Are you the Gatekeeper? I am the Keymaster. Okay, okay, I’m going to bed now.
+ + +
Before I fall asleep: tomorrow I am going to buy some GUITAR STRINGS. This, of course, has NOTHING to do with any nonsense about a Christina Aguilera hardcore cover band. Not at all. (I’m just stringing you along, Shane. Or am I?)
free magneto
Okay, okay, I’ve finally gotten around to supplying a free download of the “Magneto Was Right” t-shirt. The Omega Gang symbol on the back of the original is supplied separately. You can use these PDF files as the basis for a screenprint, or else print them on positive-reading iron-on-transfer paper (i.e. the stuff you don’t have to turn over to iron on). If you only have access to reverse-reading transfer paper and your printer driver doesn’t have the option to reverse your printouts, then download these here files. As so many people have noticed, if you’re going to iron it on, use a type of transfer paper that’s NOT billed as “appropriate for dark t-shirts”, otherwise you’ll be stuck with a white background.

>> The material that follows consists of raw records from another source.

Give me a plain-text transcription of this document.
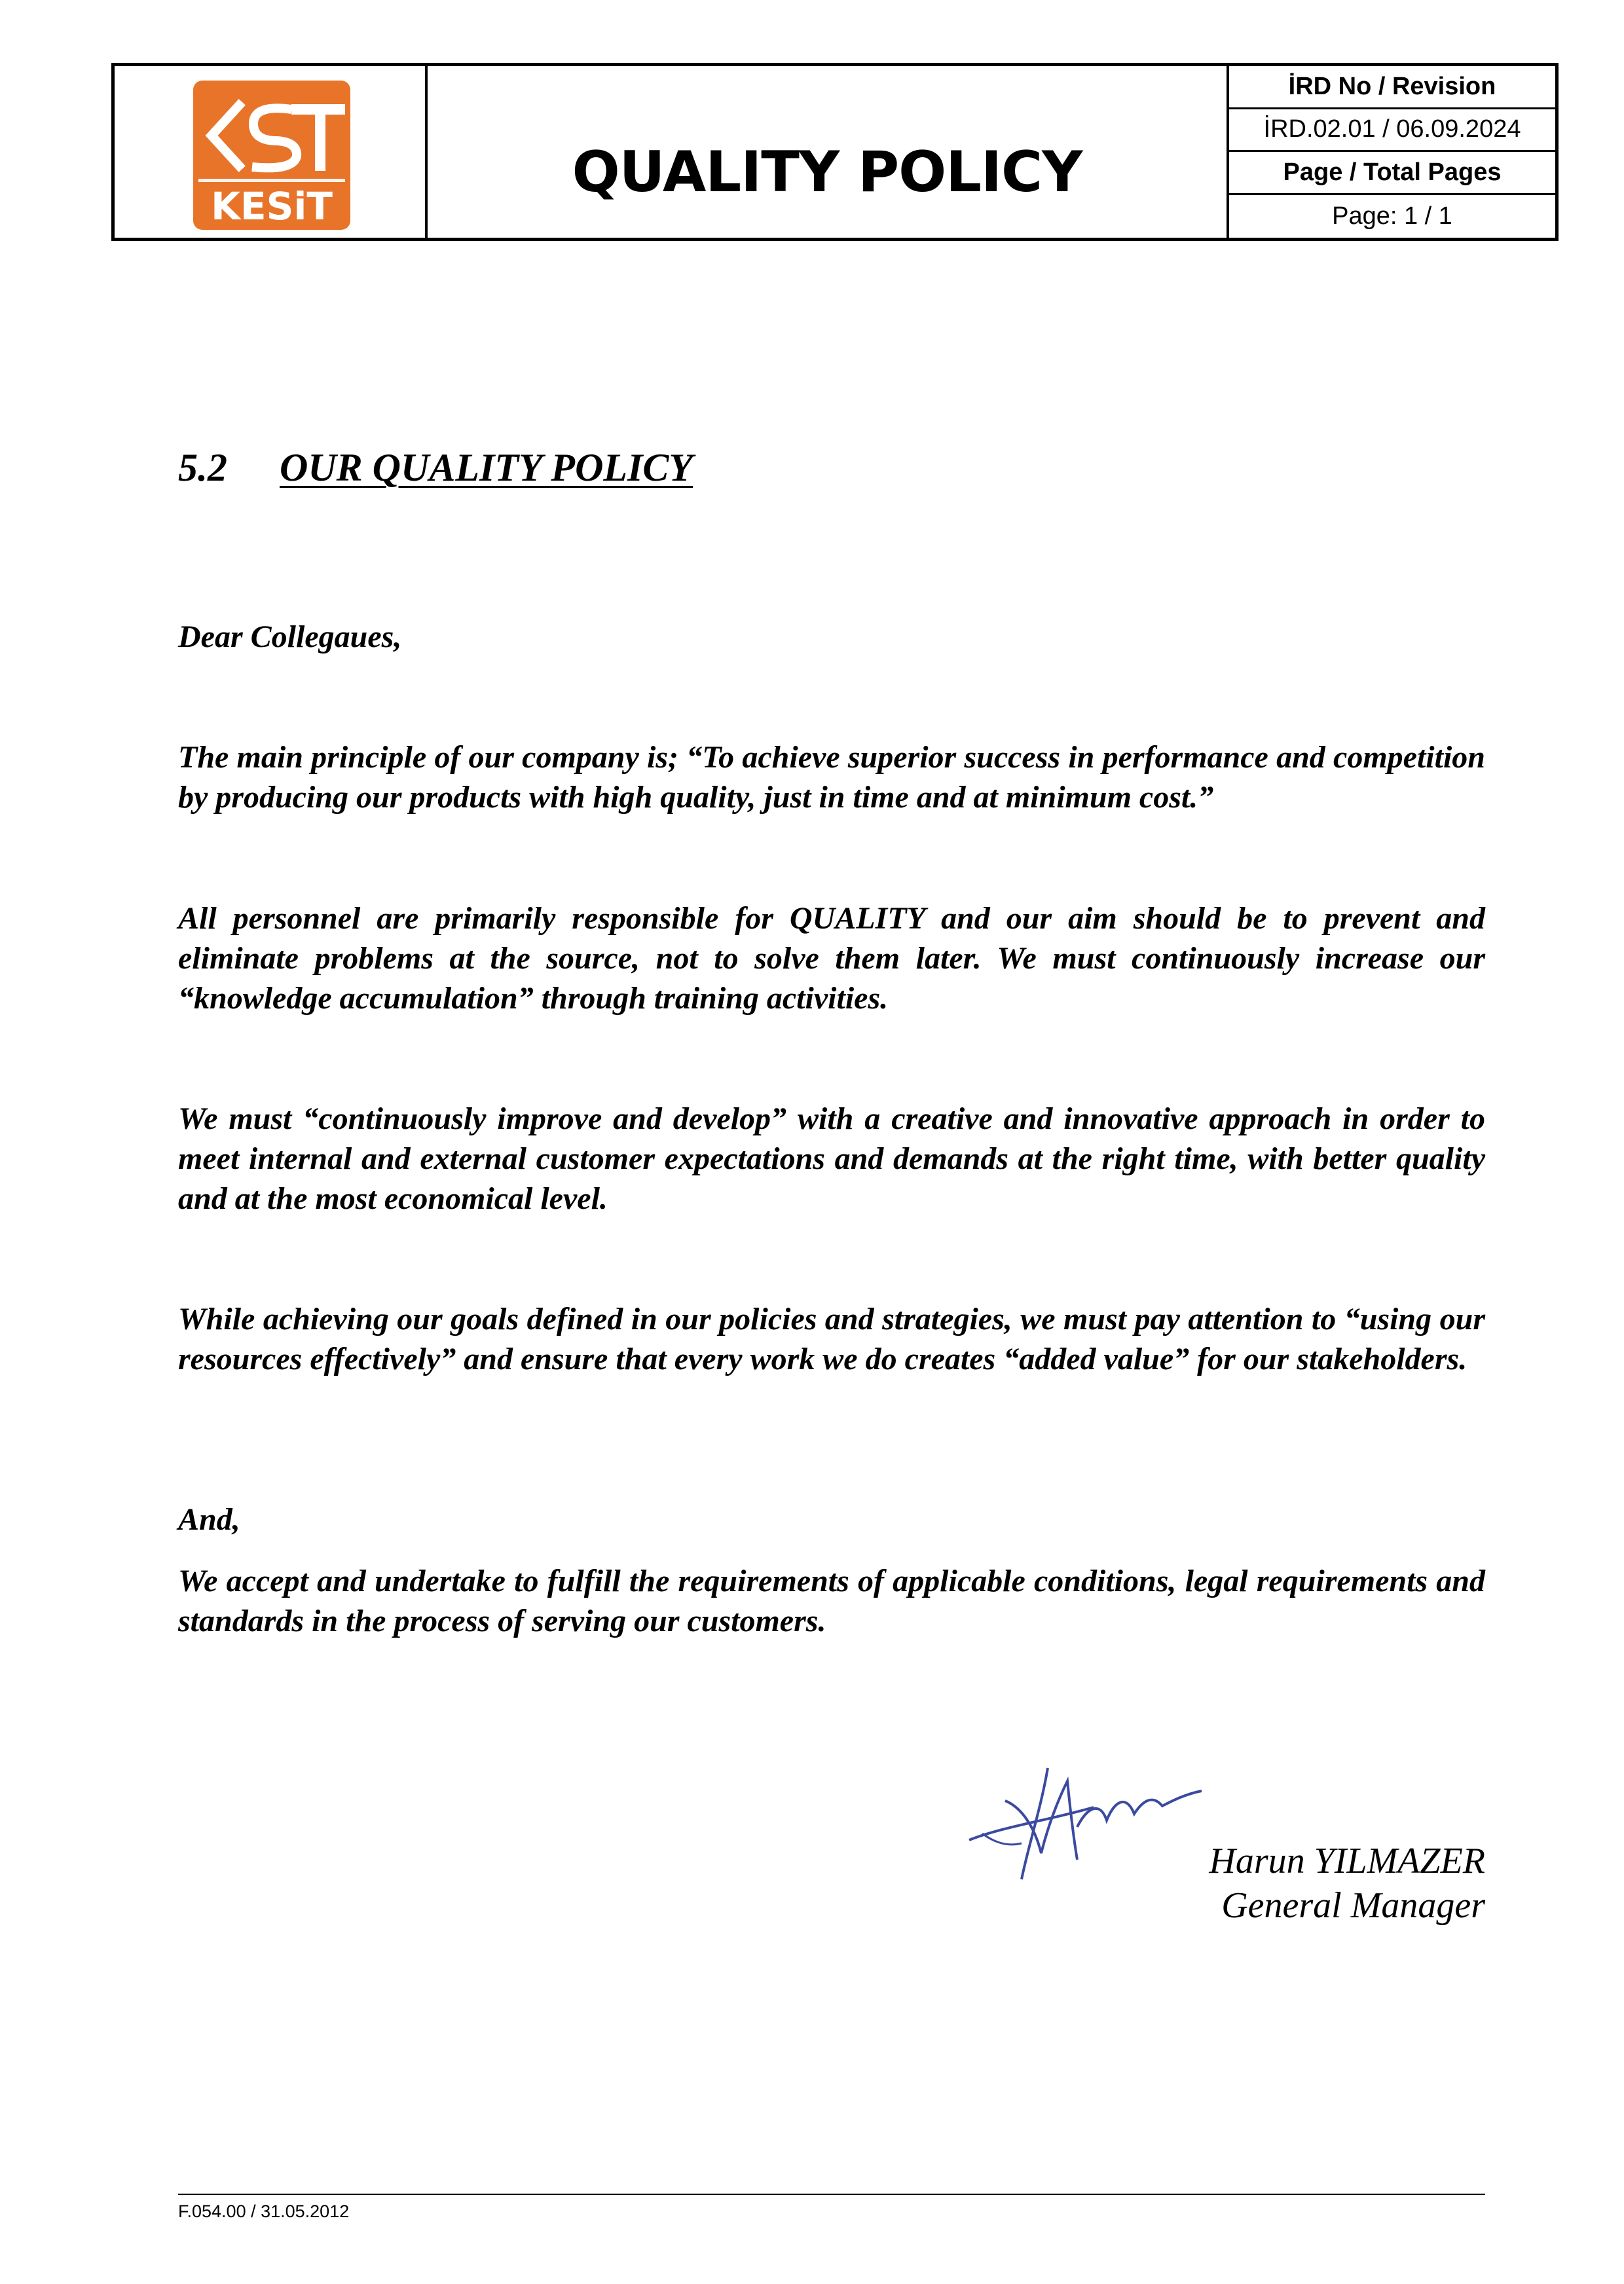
KESiT
QUALITY POLICY
İRD No / Revision
İRD.02.01 / 06.09.2024
Page / Total Pages
Page: 1 / 1
5.2 OUR QUALITY POLICY
Dear Collegaues,
The main principle of our company is; “To achieve superior success in performance and competition by producing our products with high quality, just in time and at minimum cost.”
All personnel are primarily responsible for QUALITY and our aim should be to prevent and eliminate problems at the source, not to solve them later. We must continuously increase our “knowledge accumulation” through training activities.
We must “continuously improve and develop” with a creative and innovative approach in order to meet internal and external customer expectations and demands at the right time, with better quality and at the most economical level.
While achieving our goals defined in our policies and strategies, we must pay attention to “using our resources effectively” and ensure that every work we do creates “added value” for our stakeholders.
And,
We accept and undertake to fulfill the requirements of applicable conditions, legal requirements and standards in the process of serving our customers.
Harun YILMAZER
General Manager
F.054.00 / 31.05.2012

a cry for help? what’s going on in my head??
Dream #1
Superhumans in captivity: a closed circuit television system watches a bunch of variously-powered people in caged enclosures. A zoo. Click. Some kind of fish-man. Click. An impossibly nimble Chinese woman does a reverse tumble along the top of a thin wall. Click. There’s an unspoken understanding that their biographies are like those of characters in a beat-em-up game like Streetfighter or Mortal Kombat. Suddenly I’ve become the Chinese woman, and all hell breaks loose as the captives all break through their individual enclosures and into each others’ habitats. I’m face to face with the fish man — his torso looks just like a salmon fillet — and I suddenly discover my Special Attack Move: like Mr Snow from Planetary, I extend my hands and freeze Salmon Fillet Man dead.
Dream #2
It’s Virginia in the 19th Century. An aristocratic Skeet Ulrich, in bumpy demon-face, strangles a 15-year-old boy, who slumps to the floor of the courtyard, lifeless. Blood sweating in a strange pattern from his palms, Ulrich places his hands on what seems to be some ornamental gothic masonry and pours energy into them, creating two Hellhounds. These slavering beasts, whose eyes are horribly black and round, are made to kill his wife. My party of men arrives, though, and somehow this changes Ulrich’s schedule, even though we appear familiar. His demon-face receding, he pronounces his Hellhounds imperfect and corrrupted, and hands me two droppers of poison. I stand nervously on an upholstered armchair as the Hellhounds snap upward at me, and I let small droplets of poison fall into their mouths…
Hours later, in silhouette: the boy’s body lies on a wheeled stretcher in a morgue. Curtains part, and a woman leans into view. She whispers:
”Whore! Whoreboy! I need a piece of you.”
Still in silhouette, we see a pseudopod blossom out of his back and through the stretcher on which he lies, and it faces upwards, listening, flowering into some kind of sensory organ, like a huge orchid. It is here we realise that he is a kind of doubled being — his tentacled monster-half always on his back, but usually hidden. Perhaps we are all like this. The woman leaves. As she moves out of frame, more silhouetted tentacles extend from him like a plant growing at hyperspeed, tending toward her as young shoots do toward the sun, in a kind of inhuman desire.